RNA sequencing was performed on peripheral blood mononuclear cells from ACPA-positive and ACPA-negative rheumatoid arthritis patients and healthy controls. The study identified C-X-C motif chemokine ligand 2 (CXCL2) as significantly upregulated in ACPA-positive RA and validated its role in promoting osteoclastogenesis via ERK MAPK and NFκB pathways. The dataset was generated by researchers at Peking University and is available via Open Access.
Use Cases
- Identify differentially expressed genes between ACPA-positive and ACPA-negative RA based on RNA-seq data.

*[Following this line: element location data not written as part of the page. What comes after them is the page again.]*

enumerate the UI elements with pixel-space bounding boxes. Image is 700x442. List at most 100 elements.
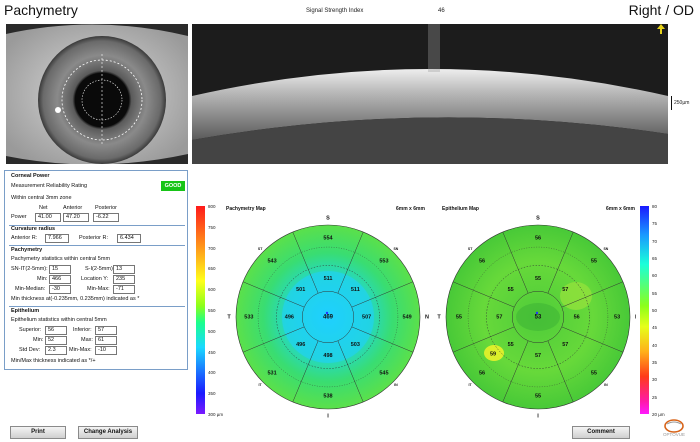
min-label: Min:: [37, 276, 48, 282]
pachymetry-title: Pachymetry: [11, 247, 43, 253]
map-inner-value: 498: [323, 353, 332, 359]
col-posterior: Posterior: [95, 205, 118, 211]
min-median-value: -30: [49, 285, 71, 294]
max-marker-value: 59: [490, 351, 496, 357]
pachymetry-note: Min thickness at(-0.235mm, 0.235mm) indi…: [11, 296, 140, 302]
anterior-r-value: 7.966: [45, 234, 69, 243]
scale-tick: 40: [652, 342, 658, 348]
map-outer-value: 55: [591, 259, 597, 265]
map-inner-value: 56: [574, 314, 580, 320]
epi-max-label: Max:: [81, 337, 93, 343]
oct-scale-bar: [671, 96, 672, 110]
map-direction-label: ST: [258, 247, 263, 251]
scale-tick: 65: [652, 256, 658, 261]
page-title: Pachymetry: [4, 2, 78, 18]
sn-it-label: SN-IT(2-5mm):: [11, 266, 48, 272]
map-outer-value: 531: [267, 370, 276, 376]
scale-tick: 25: [652, 394, 658, 400]
map-direction-label: I: [537, 413, 539, 418]
change-analysis-button[interactable]: Change Analysis: [78, 426, 138, 439]
map-outer-value: 55: [456, 314, 462, 320]
map-inner-value: 507: [362, 314, 371, 320]
map-inner-value: 57: [562, 287, 568, 293]
curvature-title: Curvature radius: [11, 226, 56, 232]
map-center-value: 53: [535, 315, 542, 321]
col-net: Net: [39, 205, 48, 211]
map-inner-value: 511: [324, 276, 333, 282]
map-inner-value: 55: [508, 342, 514, 348]
print-button[interactable]: Print: [10, 426, 66, 439]
iris-image: [6, 24, 188, 164]
epithelium-map-size: 6mm x 6mm: [606, 206, 635, 212]
min-thickness-marker: [535, 311, 539, 315]
epithelium-map-title: Epithelium Map: [442, 206, 479, 212]
map-outer-value: 554: [323, 235, 333, 241]
s-i-value: 13: [113, 265, 135, 274]
map-outer-value: 56: [479, 370, 485, 376]
thickness-maps: 469 511 554 511 553 507 549 503 545 498 538 496 531 4…: [227, 215, 636, 418]
scale-tick: 55: [652, 290, 658, 296]
epithelium-color-scale: [640, 206, 649, 414]
oct-cross-section: [192, 24, 668, 164]
map-outer-value: 56: [479, 259, 485, 265]
map-outer-value: 56: [535, 235, 541, 241]
scale-tick: 35: [652, 360, 658, 365]
scale-tick: 50: [652, 308, 658, 313]
map-inner-value: 496: [285, 314, 294, 320]
map-outer-value: 55: [535, 394, 541, 400]
corneal-power-title: Corneal Power: [11, 173, 50, 179]
epi-min-max-label: Min-Max:: [69, 347, 92, 353]
power-anterior-value: 47.20: [63, 213, 89, 222]
divider: [9, 245, 185, 246]
epi-min-value: 52: [45, 336, 67, 345]
epi-min-max-value: -10: [95, 346, 117, 355]
oct-scale-label: 250µm: [674, 100, 690, 106]
map-outer-value: 553: [379, 259, 388, 265]
std-dev-label: Std Dev:: [19, 347, 41, 353]
map-direction-label: I: [327, 413, 329, 418]
map-outer-value: 53: [614, 314, 620, 320]
map-outer-value: 549: [403, 314, 412, 320]
map-inner-value: 57: [496, 314, 502, 320]
epithelium-note: Min/Max thickness indicated as */+: [11, 358, 96, 364]
pachymetry-map-title: Pachymetry Map: [226, 206, 266, 212]
map-outer-value: 533: [244, 314, 253, 320]
map-direction-label: S: [326, 215, 330, 221]
eye-indicator: Right / OD: [628, 2, 694, 18]
map-direction-label: T: [227, 314, 231, 320]
map-outer-value: 538: [323, 394, 332, 400]
pachymetry-map-size: 6mm x 6mm: [396, 206, 425, 212]
scale-tick: 80: [652, 204, 658, 209]
std-dev-value: 2.3: [45, 346, 67, 355]
divider: [9, 306, 185, 307]
map-direction-label: SN: [393, 247, 398, 251]
map-inner-value: 501: [296, 287, 305, 293]
power-label: Power: [11, 214, 27, 220]
map-direction-label: S: [536, 215, 540, 221]
scale-tick: 75: [652, 221, 658, 227]
scale-tick: 45: [652, 325, 658, 331]
location-value: 235: [113, 275, 135, 284]
s-i-label: S-I(2-5mm):: [85, 266, 115, 272]
map-direction-label: IN: [604, 383, 608, 387]
reliability-label: Measurement Reliability Rating: [11, 183, 88, 189]
map-outer-value: 55: [591, 370, 597, 376]
map-outer-value: 545: [379, 370, 388, 376]
logo-text: OPTOVUE: [663, 432, 685, 437]
map-direction-label: IT: [259, 383, 263, 387]
epi-min-label: Min:: [33, 337, 44, 343]
epi-max-value: 61: [95, 336, 117, 345]
map-inner-value: 57: [562, 342, 568, 348]
map-inner-value: 496: [296, 342, 305, 348]
epithelium-title: Epithelium: [11, 308, 40, 314]
inferior-value: 57: [95, 326, 117, 335]
min-median-label: Min-Median:: [15, 286, 46, 292]
col-anterior: Anterior: [63, 205, 83, 211]
anterior-r-label: Anterior R:: [11, 235, 38, 241]
optovue-logo: OPTOVUE: [663, 419, 685, 437]
scale-tick: 60: [652, 273, 658, 279]
map-outer-value: 543: [267, 259, 276, 265]
comment-button[interactable]: Comment: [572, 426, 630, 439]
power-posterior-value: -6.22: [93, 213, 119, 222]
map-center-value: 469: [323, 315, 334, 321]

- Investigate candidate biomarkers for RA disease subsets based on transcriptome analysis of PBMCs.
- Study the role of chemokines like CXCL2 in osteoclastogenesis and bone erosion in RA.
- Validate gene expression signatures using PCR and ELISA data from a separate cohort.

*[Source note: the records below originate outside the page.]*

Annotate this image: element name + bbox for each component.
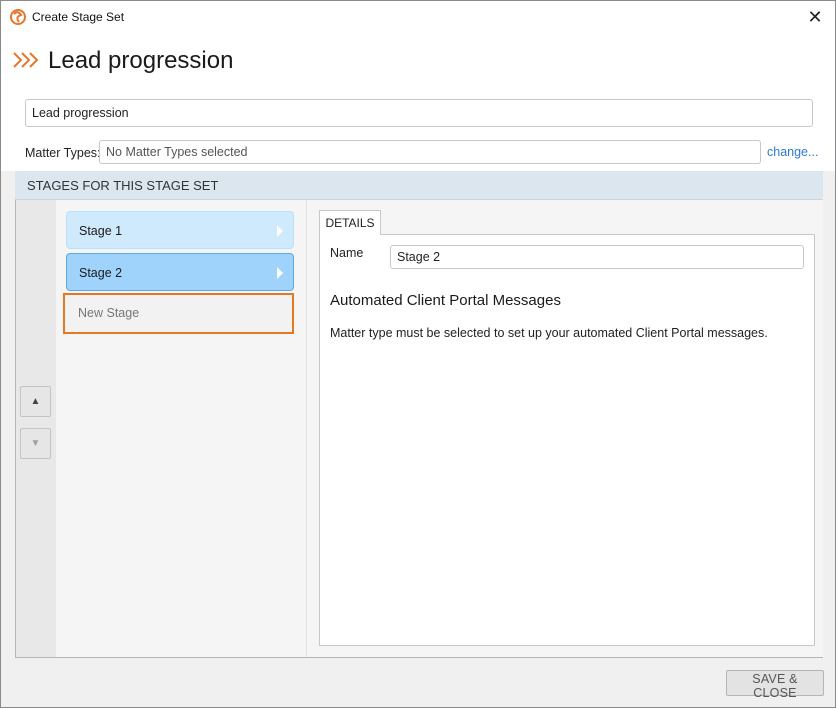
close-icon: ✕	[807, 6, 823, 27]
close-button[interactable]: ✕	[795, 1, 835, 33]
stage-set-name-input[interactable]	[25, 99, 813, 127]
triangle-down-icon: ▼	[30, 438, 41, 449]
matter-types-label: Matter Types:	[25, 146, 101, 160]
change-matter-types-link[interactable]: change...	[767, 145, 818, 159]
window-title: Create Stage Set	[32, 10, 125, 24]
stage-list-item-selected[interactable]: Stage 2	[66, 253, 294, 291]
stage-list: Stage 1 Stage 2 New Stage	[56, 200, 306, 657]
move-down-button[interactable]: ▼	[20, 428, 51, 459]
details-panel: DETAILS Name Automated Client Portal Mes…	[306, 200, 823, 657]
page-title: Lead progression	[48, 47, 234, 74]
save-close-button[interactable]: SAVE & CLOSE	[726, 670, 824, 700]
details-content: Name Automated Client Portal Messages Ma…	[319, 234, 815, 646]
stage-list-item[interactable]: Stage 1	[66, 211, 294, 249]
stage-label: Stage 1	[79, 224, 123, 238]
new-stage-input[interactable]: New Stage	[63, 293, 294, 334]
double-chevron-right-icon	[13, 52, 39, 68]
portal-messages-heading: Automated Client Portal Messages	[330, 292, 561, 309]
reorder-strip: ▲ ▼	[16, 200, 56, 657]
triangle-right-icon	[277, 267, 283, 279]
stage-name-input[interactable]	[390, 245, 804, 269]
stages-section-header: STAGES FOR THIS STAGE SET	[15, 171, 823, 200]
move-up-button[interactable]: ▲	[20, 386, 51, 417]
app-logo-icon	[10, 9, 26, 25]
create-stage-set-dialog: Create Stage Set ✕ Lead progression Matt…	[0, 0, 836, 708]
matter-types-field[interactable]: No Matter Types selected	[99, 140, 761, 164]
stage-label: Stage 2	[79, 266, 123, 280]
tab-details[interactable]: DETAILS	[319, 210, 381, 235]
title-bar: Create Stage Set ✕	[1, 1, 835, 33]
triangle-up-icon: ▲	[30, 396, 41, 407]
stage-name-label: Name	[330, 246, 364, 260]
portal-messages-info: Matter type must be selected to set up y…	[330, 326, 768, 340]
triangle-right-icon	[277, 225, 283, 237]
stages-panel: ▲ ▼ Stage 1 Stage 2 New Stage DETAILS Na…	[15, 200, 823, 658]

- Explore correlations between gene expression and clinical/laboratory data from RA patients.
Strengths
- Includes a validation cohort with PCR and ELISA data to confirm RNA-seq findings.
- Links gene expression findings to a specific biological mechanism (osteoclastogenesis) and clinical outcome (bone erosion).
Limitations
- Column-level documentation is absent; field semantics must be inferred after download.
- Row count is unknown, which may limit suitability assessment.
- Last update date is unknown; freshness unverified.
Provenance
- Source
- Peking University
- Collection Method
- RNA sequencing of PBMCs from RA patients and healthy controls, with validation via PCR and ELISA.